Mentre il buon signore Lindsey la conduceva su per i gradini della soglia, Violetta e Papavero con gli occhi pieni di lacrime che si congelavano prima di scendere giù per le guance, lo guardarono in viso e di nuovo supplicarono il padre di non portare in casa la bambina di neve.
"Non portarla dentro!" esclamò il buon uomo. "Ma sei pazza, mia piccola Violetta! è già così fredda che la sua mano ha quasi gelato la mia, pur con i miei grossi guanti. Volete che muoia assiderata?"
Mentre egli saliva i gradini, la moglie aveva dato un altro lungo sguardo, attento e quasi timoroso, alla piccola estranea candida. Non sapeva neppur lei se fosse un sogno, ma le parve di vedere sul collo della piccina l'impronta delicata delle dita di Violetta. Sembrava proprio che nel modellare la figura, Violetta avesse dato un leggero colpetto con la mano, e avesse poi dimenticato di levigare del tutto la traccia.
"Dopotutto, marito mio", disse la madre, "somiglia in modo strano ad una figura di neve!

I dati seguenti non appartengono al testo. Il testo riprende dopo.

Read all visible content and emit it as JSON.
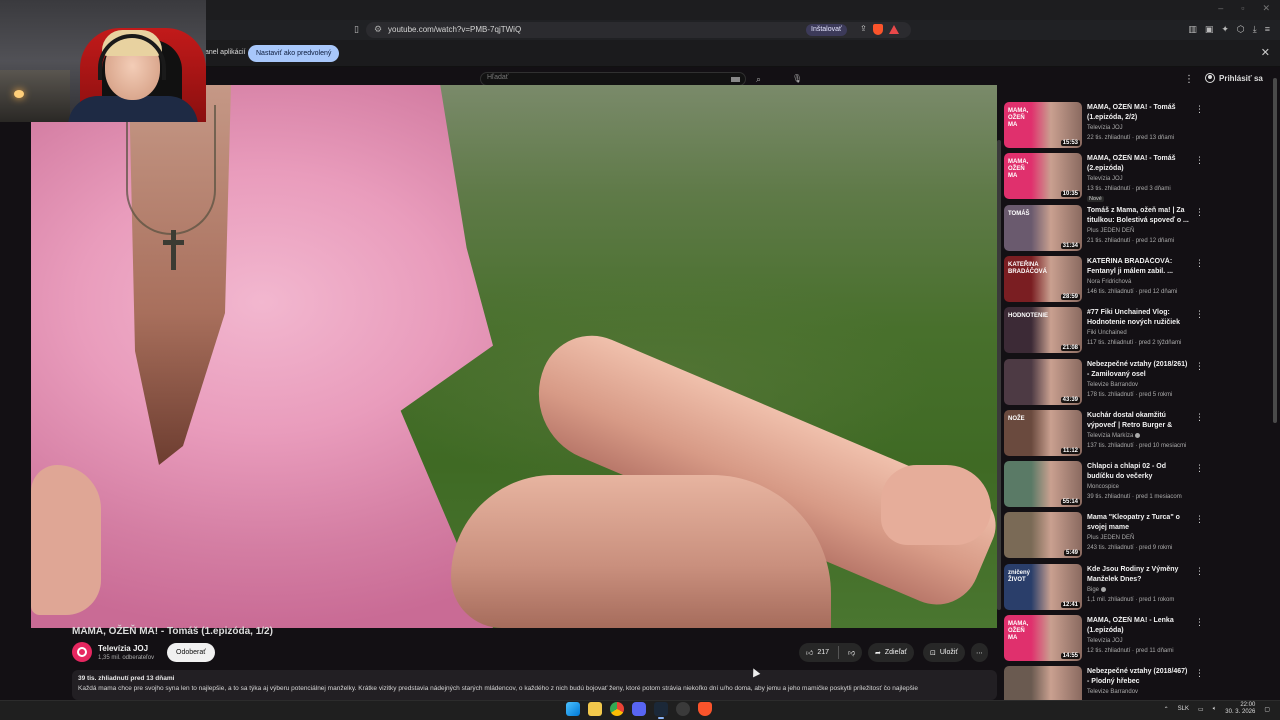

Io ci credo che sia fatta di neve!"
Una folata del vento di ponente investì la bambina che di nuovo rifulse come una stella.
"Non c'è da meravigliarsi che sembri fatta di neve! è mezza assiderata, povera piccina!", rispose il buon signor Lindsey.
Senza altri discorsi e animato sempre dalle migliori intenzioni, quell'individuo pieno di benevolenza e buon senso condusse la candida damigella, avvilita, sempre più avvilita, al riparo dall'aria gelida, nel suo confortevole salotto.
Una stufa diffondeva un vivo riflesso attraverso il finestrino di mica nello sportello di ferro e faceva fumare e ribollire l'acqua del vaso posatovi sopra.
Un odore caldo e opprimente dilagava per tutta la stanza.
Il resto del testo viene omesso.